This piece was reprinted by OpEd News with permission or license. It may not be reproduced in any form without permission or license from the source.
Outgoing CIA Director Michael Hayden is going around town telling folks he has warned President-elect Barack Obama "personally and forcefully" that if Obama authorizes an investigation into controversial activities like water boarding, "no one in Langley will ever take a risk again."
Upon learning this from what we former intelligence officers used to call an "A-1 source" (completely reliable with excellent access to the information), the thought that came to me in the face of such chutzpah was from Cicero's livid oration against the Roman usurper Cataline: "Quousque, tandem, abutere, Catalina, patientia nostra!" — or "How long, at last, O Cataline, will you abuse our patience!"
Cicero had had enough. And so, apparently, has Obama, who has been confirmed once again of the wisdom of his vote against Hayden's becoming CIA director. It was striking that Obama did not even mention Hayden on Jan. 9, when the president-elect formally named Leon Panetta as his choice to run the CIA and Dennis Blair to be director of national intelligence.
Obama did announce that Mike McConnell, whom Blair will replace after he is confirmed, has been given a sinecure/consolation prize—a seat on the President's Foreign Intelligence Advisory Board. Hayden, a former Air Force general, should be given a seat in the military prison in Leavenworth (see below).
It is not only a bit cheeky, but more than a little disingenuous that Hayden should think to advise Obama "personally and forcefully" against investigating illegal activities authorized by president George W. Bush, since Hayden himself can already be described as an unindicted co-conspirator based on publicly available information. He has bragged loudly about the crimes in which he was directly involved, and has defended others, like what he has called "high-end" interrogation techniques—water boarding, for example.
Could it be clearer? "Water boarding is torture," said President-elect Obama last Sunday to George Stephanopoulos. Torture is a crime. Obama added, twice, that no one is "above the law," although also citing his "belief that we need to look forward as opposed to looking backward."
Despite the President-elect's equivocations, it seems that President Bush and the current CIA director have a problem. And apparently Hayden's palms are sweaty enough to warrant, in his view, a thinly veiled threat.
In the outrage category, that threat/warning goes well beyond chutzpah. What an insult to my former colleagues at the CIA to suggest that they lack the integrity to fulfill their important duties in consonance with the law; to suggest that they would treat the incoming president like a substitute teacher!
"Should Have Been Court-martialed"
So spoke the late Gen. Bill Odom on Jan. 4, 2006 referring to Hayden. Odom's comment came before being interviewed by George Kenney, a former Foreign Service officer and now producer of "Electronic Politics." And President Bush "should be impeached," added Odom with equal fury.
Odom ruled out discussing during the actual interview the warrantless eavesdropping that had been revealed by the New York Times just a few weeks earlier. In a memorandum of conversation Kenney opined that Odom was so angry that he realized that if he started discussing the issue, he would not be able to control himself.
Why was Gen. Odom so angry? Because he, like all uniformed officers, took an oath to protect and defend the Constitution of the United States against all enemies, foreign and domestic; because he took that oath seriously; and because, as head of the National Security Agency from 1985 to 1988, he did his best to ensure that all employees strictly observed NSA's "First Commandment"—Thou Shalt Not Eavesdrop on Americans Without a Court Warrant.

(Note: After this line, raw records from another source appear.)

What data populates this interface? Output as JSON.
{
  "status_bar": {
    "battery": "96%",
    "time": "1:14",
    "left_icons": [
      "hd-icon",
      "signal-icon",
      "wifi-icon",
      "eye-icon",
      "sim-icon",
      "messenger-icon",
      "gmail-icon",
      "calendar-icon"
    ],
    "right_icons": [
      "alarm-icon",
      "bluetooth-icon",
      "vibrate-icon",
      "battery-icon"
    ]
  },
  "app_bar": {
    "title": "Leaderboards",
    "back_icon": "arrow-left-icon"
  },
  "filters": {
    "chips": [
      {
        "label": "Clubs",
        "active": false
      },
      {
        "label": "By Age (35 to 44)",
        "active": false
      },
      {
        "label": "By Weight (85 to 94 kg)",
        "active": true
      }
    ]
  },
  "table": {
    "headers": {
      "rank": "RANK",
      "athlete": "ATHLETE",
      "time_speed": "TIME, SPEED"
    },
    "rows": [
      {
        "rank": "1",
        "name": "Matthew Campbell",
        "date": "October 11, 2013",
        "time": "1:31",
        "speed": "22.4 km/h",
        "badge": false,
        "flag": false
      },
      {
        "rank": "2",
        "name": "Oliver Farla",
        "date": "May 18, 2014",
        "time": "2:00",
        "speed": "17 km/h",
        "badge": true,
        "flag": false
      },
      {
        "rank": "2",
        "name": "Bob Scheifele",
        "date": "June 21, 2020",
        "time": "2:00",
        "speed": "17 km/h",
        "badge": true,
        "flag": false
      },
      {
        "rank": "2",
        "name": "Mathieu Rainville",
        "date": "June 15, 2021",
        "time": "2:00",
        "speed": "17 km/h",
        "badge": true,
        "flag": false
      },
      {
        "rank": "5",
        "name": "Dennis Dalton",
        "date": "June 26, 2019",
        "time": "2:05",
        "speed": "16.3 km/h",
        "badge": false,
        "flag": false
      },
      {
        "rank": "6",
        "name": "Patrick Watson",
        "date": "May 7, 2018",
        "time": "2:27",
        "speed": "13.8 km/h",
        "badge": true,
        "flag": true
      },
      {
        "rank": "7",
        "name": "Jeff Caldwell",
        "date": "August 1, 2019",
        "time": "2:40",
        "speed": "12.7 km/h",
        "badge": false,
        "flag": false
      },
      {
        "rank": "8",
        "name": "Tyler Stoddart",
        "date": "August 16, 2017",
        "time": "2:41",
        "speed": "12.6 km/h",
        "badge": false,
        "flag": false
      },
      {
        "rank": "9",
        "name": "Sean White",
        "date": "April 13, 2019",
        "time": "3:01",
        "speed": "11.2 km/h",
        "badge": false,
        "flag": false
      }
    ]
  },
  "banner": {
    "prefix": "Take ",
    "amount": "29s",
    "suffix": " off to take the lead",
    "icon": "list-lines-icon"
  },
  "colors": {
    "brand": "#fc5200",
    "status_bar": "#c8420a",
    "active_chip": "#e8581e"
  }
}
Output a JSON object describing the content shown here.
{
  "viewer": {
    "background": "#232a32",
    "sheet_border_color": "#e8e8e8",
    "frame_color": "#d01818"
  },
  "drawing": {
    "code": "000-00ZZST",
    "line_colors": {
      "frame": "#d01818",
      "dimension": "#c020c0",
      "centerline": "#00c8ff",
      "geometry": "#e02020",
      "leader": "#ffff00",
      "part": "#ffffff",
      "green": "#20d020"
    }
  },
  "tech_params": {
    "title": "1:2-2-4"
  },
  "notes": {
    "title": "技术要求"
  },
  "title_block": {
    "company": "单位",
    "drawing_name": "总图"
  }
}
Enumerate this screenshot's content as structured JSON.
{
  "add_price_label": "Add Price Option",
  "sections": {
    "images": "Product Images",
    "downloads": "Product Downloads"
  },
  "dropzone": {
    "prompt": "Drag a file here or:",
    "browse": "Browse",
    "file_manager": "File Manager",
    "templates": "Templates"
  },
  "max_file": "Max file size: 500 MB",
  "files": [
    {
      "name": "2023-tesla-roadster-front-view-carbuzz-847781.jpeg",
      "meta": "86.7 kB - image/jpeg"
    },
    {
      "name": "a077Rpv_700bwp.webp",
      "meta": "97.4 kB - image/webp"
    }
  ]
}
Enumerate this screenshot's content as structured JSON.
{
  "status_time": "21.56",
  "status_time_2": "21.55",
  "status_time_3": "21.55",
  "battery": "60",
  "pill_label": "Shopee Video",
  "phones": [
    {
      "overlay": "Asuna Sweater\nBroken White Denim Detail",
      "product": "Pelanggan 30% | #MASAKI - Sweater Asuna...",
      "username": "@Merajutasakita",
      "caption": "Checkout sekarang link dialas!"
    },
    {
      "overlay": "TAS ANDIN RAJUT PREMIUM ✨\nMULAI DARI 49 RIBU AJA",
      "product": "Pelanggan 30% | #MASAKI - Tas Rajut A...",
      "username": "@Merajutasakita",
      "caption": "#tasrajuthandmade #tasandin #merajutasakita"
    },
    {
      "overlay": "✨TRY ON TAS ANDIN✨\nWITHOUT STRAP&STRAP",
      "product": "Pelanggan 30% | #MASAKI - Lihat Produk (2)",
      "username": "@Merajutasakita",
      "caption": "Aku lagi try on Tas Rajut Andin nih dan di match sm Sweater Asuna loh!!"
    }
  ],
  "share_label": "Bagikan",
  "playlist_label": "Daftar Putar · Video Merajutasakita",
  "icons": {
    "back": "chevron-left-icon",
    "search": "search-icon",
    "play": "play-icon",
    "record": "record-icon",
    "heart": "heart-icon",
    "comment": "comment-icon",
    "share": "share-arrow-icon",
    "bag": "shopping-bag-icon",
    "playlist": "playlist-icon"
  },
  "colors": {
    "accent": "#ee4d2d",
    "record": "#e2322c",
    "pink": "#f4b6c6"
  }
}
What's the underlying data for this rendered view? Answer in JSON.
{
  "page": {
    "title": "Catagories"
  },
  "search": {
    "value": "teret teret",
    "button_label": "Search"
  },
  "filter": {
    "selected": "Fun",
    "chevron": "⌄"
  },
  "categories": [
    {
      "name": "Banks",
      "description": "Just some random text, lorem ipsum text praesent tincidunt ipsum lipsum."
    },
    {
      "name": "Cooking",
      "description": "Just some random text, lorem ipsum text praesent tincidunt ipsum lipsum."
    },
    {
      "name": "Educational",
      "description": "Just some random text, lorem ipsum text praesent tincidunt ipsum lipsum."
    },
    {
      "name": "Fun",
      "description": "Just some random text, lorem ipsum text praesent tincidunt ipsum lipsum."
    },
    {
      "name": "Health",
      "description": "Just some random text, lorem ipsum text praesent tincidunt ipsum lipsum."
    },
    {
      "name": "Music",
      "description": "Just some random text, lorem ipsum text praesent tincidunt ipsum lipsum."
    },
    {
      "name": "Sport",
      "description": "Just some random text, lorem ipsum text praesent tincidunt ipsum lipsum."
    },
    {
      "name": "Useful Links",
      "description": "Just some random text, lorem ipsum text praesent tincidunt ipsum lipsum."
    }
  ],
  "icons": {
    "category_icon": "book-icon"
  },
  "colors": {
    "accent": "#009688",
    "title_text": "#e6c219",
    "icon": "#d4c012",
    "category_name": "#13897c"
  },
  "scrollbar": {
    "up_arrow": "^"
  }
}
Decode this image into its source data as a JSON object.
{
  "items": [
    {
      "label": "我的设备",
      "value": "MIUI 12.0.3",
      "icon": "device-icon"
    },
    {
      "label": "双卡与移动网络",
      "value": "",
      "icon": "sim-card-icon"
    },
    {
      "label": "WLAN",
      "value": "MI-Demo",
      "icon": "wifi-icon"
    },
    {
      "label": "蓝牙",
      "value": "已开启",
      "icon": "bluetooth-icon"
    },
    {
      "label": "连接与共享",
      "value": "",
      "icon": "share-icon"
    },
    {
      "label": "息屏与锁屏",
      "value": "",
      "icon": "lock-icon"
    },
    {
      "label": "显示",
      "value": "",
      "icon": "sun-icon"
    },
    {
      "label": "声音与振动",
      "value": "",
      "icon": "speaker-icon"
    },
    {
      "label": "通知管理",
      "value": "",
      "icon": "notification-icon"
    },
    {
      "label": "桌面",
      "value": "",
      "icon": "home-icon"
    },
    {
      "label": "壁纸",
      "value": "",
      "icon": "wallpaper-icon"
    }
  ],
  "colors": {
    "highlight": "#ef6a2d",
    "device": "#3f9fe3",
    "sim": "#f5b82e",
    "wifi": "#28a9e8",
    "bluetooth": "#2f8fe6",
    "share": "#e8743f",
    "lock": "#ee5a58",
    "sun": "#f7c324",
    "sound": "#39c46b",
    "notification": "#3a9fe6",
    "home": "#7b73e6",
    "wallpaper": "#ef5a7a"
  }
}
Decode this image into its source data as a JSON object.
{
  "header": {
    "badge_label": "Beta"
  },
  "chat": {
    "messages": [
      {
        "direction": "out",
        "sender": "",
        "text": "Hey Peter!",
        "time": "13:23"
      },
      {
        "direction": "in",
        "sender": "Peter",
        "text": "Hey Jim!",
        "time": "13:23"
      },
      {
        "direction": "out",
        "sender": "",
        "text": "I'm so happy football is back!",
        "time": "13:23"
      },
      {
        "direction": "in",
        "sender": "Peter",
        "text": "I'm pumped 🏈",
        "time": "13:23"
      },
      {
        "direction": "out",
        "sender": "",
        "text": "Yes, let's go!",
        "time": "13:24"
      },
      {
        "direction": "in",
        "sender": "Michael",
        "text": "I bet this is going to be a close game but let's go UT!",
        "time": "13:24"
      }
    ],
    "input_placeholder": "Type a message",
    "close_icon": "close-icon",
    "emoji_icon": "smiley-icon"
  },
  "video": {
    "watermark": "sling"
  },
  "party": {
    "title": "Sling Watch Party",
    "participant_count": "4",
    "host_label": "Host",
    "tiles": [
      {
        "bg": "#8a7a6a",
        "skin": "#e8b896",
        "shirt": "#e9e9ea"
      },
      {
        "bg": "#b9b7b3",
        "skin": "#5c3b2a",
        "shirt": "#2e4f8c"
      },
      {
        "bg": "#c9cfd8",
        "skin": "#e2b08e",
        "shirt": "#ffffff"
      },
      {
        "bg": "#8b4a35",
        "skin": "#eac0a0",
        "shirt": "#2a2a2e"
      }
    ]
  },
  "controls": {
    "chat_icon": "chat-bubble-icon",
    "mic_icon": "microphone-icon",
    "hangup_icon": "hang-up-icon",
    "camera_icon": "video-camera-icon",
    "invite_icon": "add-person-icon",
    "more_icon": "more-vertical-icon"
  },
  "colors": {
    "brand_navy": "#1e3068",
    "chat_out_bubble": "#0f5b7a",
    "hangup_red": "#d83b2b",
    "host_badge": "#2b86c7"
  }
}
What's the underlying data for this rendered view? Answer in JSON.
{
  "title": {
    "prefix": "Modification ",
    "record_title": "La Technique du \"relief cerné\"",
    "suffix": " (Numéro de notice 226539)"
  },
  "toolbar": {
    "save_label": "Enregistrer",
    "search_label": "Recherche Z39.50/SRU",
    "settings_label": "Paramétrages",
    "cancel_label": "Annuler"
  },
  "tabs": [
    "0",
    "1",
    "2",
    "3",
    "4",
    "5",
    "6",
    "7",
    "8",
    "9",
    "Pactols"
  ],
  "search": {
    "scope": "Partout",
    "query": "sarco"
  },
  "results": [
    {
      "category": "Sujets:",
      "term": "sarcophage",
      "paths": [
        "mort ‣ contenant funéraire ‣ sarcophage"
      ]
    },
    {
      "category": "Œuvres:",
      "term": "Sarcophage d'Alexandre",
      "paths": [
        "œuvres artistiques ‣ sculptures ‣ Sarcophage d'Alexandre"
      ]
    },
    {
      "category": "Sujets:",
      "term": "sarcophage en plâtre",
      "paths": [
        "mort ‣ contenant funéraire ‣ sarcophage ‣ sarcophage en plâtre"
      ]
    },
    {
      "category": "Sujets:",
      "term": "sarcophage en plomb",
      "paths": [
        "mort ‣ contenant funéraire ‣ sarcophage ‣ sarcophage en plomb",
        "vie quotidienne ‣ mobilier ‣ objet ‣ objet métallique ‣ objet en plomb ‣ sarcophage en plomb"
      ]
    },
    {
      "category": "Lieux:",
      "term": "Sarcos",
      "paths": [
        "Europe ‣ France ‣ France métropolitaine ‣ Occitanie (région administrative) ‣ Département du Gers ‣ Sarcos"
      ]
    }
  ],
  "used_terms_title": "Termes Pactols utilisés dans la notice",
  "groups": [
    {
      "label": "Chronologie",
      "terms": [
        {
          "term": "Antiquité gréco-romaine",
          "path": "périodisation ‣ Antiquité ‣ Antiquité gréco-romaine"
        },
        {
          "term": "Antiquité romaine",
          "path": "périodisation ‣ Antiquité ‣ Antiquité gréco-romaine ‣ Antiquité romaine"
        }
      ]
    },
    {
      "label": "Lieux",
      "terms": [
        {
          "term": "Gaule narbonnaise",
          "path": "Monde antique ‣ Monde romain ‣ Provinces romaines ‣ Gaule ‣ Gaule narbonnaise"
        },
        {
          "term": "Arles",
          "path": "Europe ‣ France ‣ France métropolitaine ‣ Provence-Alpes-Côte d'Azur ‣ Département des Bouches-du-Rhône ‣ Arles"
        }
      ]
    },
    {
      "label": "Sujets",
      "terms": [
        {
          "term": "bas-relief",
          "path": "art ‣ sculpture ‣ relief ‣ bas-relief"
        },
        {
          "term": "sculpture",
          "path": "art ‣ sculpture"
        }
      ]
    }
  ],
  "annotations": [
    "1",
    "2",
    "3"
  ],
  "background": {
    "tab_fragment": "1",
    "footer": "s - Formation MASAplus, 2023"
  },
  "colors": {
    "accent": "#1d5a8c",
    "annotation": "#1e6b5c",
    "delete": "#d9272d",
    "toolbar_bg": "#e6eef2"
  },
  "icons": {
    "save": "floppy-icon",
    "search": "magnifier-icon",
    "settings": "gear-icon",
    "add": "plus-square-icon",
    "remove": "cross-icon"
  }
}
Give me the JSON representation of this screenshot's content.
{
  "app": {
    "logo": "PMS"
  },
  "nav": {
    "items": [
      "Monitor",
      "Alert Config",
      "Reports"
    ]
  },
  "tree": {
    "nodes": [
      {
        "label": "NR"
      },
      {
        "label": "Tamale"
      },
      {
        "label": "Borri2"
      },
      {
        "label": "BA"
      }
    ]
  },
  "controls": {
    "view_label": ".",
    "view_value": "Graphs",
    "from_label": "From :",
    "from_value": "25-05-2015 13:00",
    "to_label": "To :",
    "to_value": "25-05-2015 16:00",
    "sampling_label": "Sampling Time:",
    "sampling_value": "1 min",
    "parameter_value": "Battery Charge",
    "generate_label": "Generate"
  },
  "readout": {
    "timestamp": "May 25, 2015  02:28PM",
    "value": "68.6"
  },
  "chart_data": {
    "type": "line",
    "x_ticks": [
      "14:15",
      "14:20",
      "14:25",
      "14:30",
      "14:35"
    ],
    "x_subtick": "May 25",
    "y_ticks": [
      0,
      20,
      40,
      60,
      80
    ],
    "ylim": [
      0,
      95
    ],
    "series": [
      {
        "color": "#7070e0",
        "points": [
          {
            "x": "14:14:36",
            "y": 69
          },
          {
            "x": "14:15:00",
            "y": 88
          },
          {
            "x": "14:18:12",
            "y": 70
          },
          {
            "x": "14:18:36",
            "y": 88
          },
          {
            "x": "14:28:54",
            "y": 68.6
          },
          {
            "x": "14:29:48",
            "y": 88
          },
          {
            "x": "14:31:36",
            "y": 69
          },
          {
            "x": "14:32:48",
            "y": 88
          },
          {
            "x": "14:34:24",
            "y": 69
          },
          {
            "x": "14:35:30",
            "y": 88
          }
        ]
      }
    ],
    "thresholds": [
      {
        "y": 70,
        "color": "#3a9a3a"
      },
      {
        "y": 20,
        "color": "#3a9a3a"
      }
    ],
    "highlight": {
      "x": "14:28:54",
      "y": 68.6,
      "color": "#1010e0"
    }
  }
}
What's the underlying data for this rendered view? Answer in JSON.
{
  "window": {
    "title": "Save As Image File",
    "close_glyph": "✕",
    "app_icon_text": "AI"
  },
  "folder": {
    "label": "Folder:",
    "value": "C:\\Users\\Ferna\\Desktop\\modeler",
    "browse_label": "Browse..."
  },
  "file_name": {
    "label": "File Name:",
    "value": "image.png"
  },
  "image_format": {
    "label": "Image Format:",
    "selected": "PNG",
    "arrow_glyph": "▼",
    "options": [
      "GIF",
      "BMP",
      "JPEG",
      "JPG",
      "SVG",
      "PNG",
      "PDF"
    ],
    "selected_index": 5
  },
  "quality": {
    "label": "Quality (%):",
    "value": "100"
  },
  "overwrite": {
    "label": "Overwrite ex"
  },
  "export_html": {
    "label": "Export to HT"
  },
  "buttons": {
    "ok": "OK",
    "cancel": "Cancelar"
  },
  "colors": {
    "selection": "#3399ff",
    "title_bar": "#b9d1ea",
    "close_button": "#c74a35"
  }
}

Also disappointed was former NSA Director Admiral Bobby Ray Inman, who led NSA from 1977 to 1981, was one of the country's most highly respected senior managers of intelligence, and actually authored parts of the Foreign Intelligence Surveillance Act (FISA) of 1978. At a public discussion at the New York Public Library on May 8, 2006, Inman took strong issue with Hayden's flouting of FISA:
"There clearly was a line in the FISA statutes which says you couldn't do this," said Inman. He went on to call specific attention to an "extra sentence put in the bill that said, 'You can't do anything that is not authorized by this bill.'" Inman spoke proudly of the earlier ethos at NSA, where "it was deeply ingrained that you operate within the law and you get the law changed if you need to."
Hayden the Martinet
In contrast, Michael Hayden, who was NSA director from 1999 to 2005, chose to salute when ordered by Vice President Dick Cheney to create and implement an aggressive NSA program skirting the strict legal restrictions of FISA. Hayden then proceeded to do the White House's bidding in conning the invertebrates posing as leaders of the Senate and House intelligence "oversight" (more accurately—"overlook") committees.